Si tratta di un racconto breve, che parte al mattino e si conclude il mattino seguente.
L’evento di svolta? Una violenta eruzione notturna del vulcano.
De Seta, con un formato 35mm standard, racconta in una decina di minuti una storia completa, scevra dalla finzione della fiction, ma ricolma di tensione e verità.
Emblematica la scena iniziale, girata con cinepresa a spalla su di una traballante imbarcazione. Qui il reportage nudo e crudo è mescolato con riprese cinematografiche poco popolari nei documentari maggiormente “classici” per l’epoca.

Il racconto che inizia a costruire De Seta ci fa entrare immediatamente con lui sulla barca, ondeggiando insieme al cineocchio, tra i siciliani che stanno partendo e andando verso il largo; la luce dell’alba è incerta e la palette fredda dei colori ci fa percepire l’inverno sulla pelle.
De Seta fa scelte interessanti anche nel montaggio: inizialmente segue in maniera quasi placida gli eventi, abbracciando uno stile calmo.

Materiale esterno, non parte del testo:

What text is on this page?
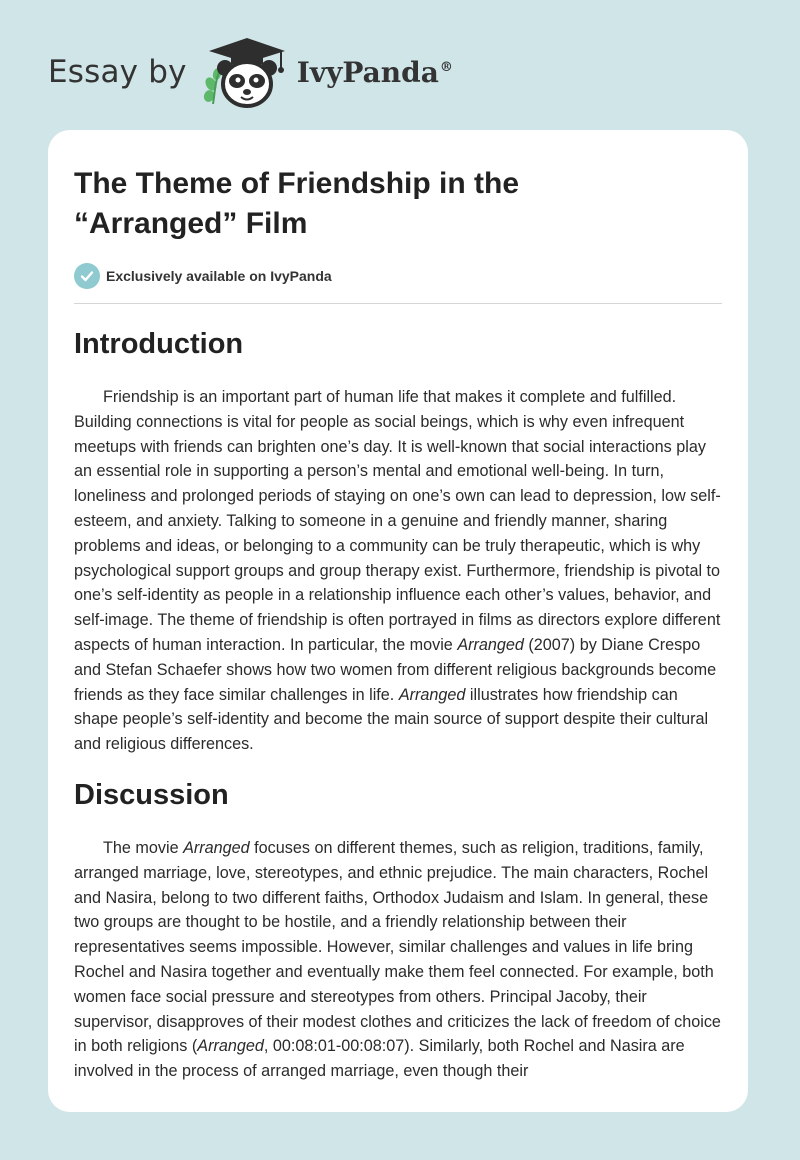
Essay by	IvyPanda®
The Theme of Friendship in the “Arranged” Film
Exclusively available on IvyPanda
Introduction

Friendship is an important part of human life that makes it complete and fulfilled. Building connections is vital for people as social beings, which is why even infrequent meetups with friends can brighten one’s day. It is well-known that social interactions play an essential role in supporting a person’s mental and emotional well-being. In turn, loneliness and prolonged periods of staying on one’s own can lead to depression, low self-esteem, and anxiety. Talking to someone in a genuine and friendly manner, sharing problems and ideas, or belonging to a community can be truly therapeutic, which is why psychological support groups and group therapy exist. Furthermore, friendship is pivotal to one’s self-identity as people in a relationship influence each other’s values, behavior, and self-image. The theme of friendship is often portrayed in films as directors explore different aspects of human interaction. In particular, the movie Arranged (2007) by Diane Crespo and Stefan Schaefer shows how two women from different religious backgrounds become friends as they face similar challenges in life. Arranged illustrates how friendship can shape people’s self-identity and become the main source of support despite their cultural and religious differences.

Discussion

The movie Arranged focuses on different themes, such as religion, traditions, family, arranged marriage, love, stereotypes, and ethnic prejudice. The main characters, Rochel and Nasira, belong to two different faiths, Orthodox Judaism and Islam. In general, these two groups are thought to be hostile, and a friendly relationship between their representatives seems impossible. However, similar challenges and values in life bring Rochel and Nasira together and eventually make them feel connected. For example, both women face social pressure and stereotypes from others. Principal Jacoby, their supervisor, disapproves of their modest clothes and criticizes the lack of freedom of choice in both religions (Arranged, 00:08:01-00:08:07). Similarly, both Rochel and Nasira are involved in the process of arranged marriage, even though their
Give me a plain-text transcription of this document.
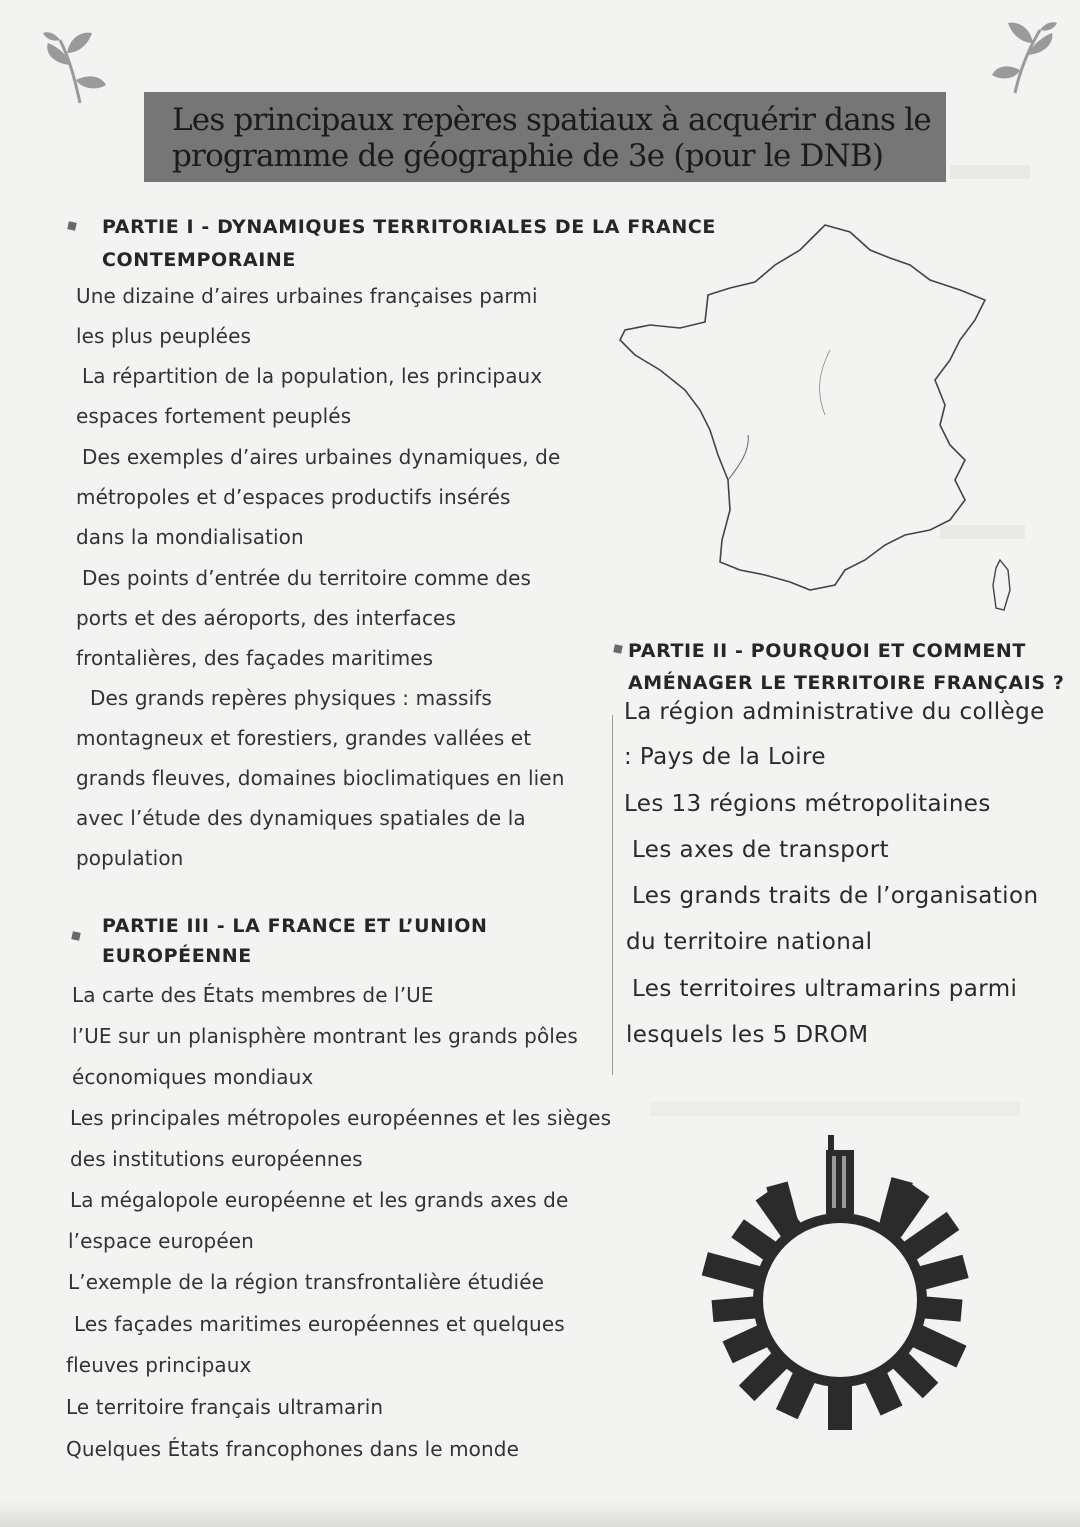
Les principaux repères spatiaux à acquérir dans le
programme de géographie de 3e (pour le DNB)
PARTIE I - DYNAMIQUES TERRITORIALES DE LA FRANCE
CONTEMPORAINE
Une dizaine d’aires urbaines françaises parmi
les plus peuplées
La répartition de la population, les principaux
espaces fortement peuplés
Des exemples d’aires urbaines dynamiques, de
métropoles et d’espaces productifs insérés
dans la mondialisation
Des points d’entrée du territoire comme des
ports et des aéroports, des interfaces
frontalières, des façades maritimes
Des grands repères physiques : massifs
montagneux et forestiers, grandes vallées et
grands fleuves, domaines bioclimatiques en lien
avec l’étude des dynamiques spatiales de la
population
PARTIE II - POURQUOI ET COMMENT
AMÉNAGER LE TERRITOIRE FRANÇAIS ?
La région administrative du collège
: Pays de la Loire
Les 13 régions métropolitaines
Les axes de transport
Les grands traits de l’organisation
du territoire national
Les territoires ultramarins parmi
lesquels les 5 DROM
PARTIE III - LA FRANCE ET L’UNION
EUROPÉENNE
La carte des États membres de l’UE
l’UE sur un planisphère montrant les grands pôles
économiques mondiaux
Les principales métropoles européennes et les sièges
des institutions européennes
La mégalopole européenne et les grands axes de
l’espace européen
L’exemple de la région transfrontalière étudiée
Les façades maritimes européennes et quelques
fleuves principaux
Le territoire français ultramarin
Quelques États francophones dans le monde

La giornata sull’isola però continua e tutti verso sera cercano di correre in casa il prima possibile, perché il vulcano si prepara ad una usuale eruzione, questa volta particolarmente violenta e in concomitanza con una furiosa tempesta.
Qui il ritmo diventa molto più concitato, concettualmente legato al primordiale contrasto tra fuoco e acqua, attraverso un impeccabile montaggio alternato tra il vulcano che erutta con la lava che cola tra le pendici nere delle montagne, le grandi onde che si riversano sulle rive e sugli scogli acuminati, mescolandosi con una fitta pioggia, e gli uomini che rincasano prendendo in braccio i propri bambini e guardando negli occhi le loro famiglie.
I dialoghi e le parole umane non esistono in Isole di fuoco, sarebbero inutili per De Seta. Il rumore del fuoco e del mare bastano e avanzano per udire dalla voce dei veri protagonisti del corto ciò che quest’ultimo vuole trasmetterci.
Un’eccezione però c’è: il canto popolare di un coro femminile, che nel cuore della notte si innalza coprendo il forte brontolio dell’eruzione. De Seta era amante del folklore, in particolare di quello siciliano, e per questo inserisce un chiaro simbolo delle radici ferree di quei temerari che decidono di non emigrare verso altri continenti, gli isolani che non rinunciano alla loro Terra di Fuoco.

Il regista, con una tecnica innovativa, riesce a far immergere lo spettatore in una situazione più unica che rara, mostrando il contrasto tra il boom economico italiano degli anni Cinquanta e uno dei luoghi “esclusi” e non considerati all’epoca, dove la ruralità della vita abbracciava ancora completamente gli abitanti, facendoli fuggire o convincendoli ancora di più a rimanere stabili nella propria terra.
Non troviamo un narratore che ci spiega, come all’epoca dei cinegiornali fascisti, ciò che accade, con annesse informazioni d’ogni sorta e relative cause e conseguenze, ma solo una breve didascalia seguita da una narrazione muta e tripartita (nel senso più classico del termine; quindi dotata di inizio, svolgimento e conclusione).
Tutto questo fu sufficiente per trasformare un frammento di un’Italia dimenticata in un commovente ritratto di vita, un documentario breve in una poesia ermetica.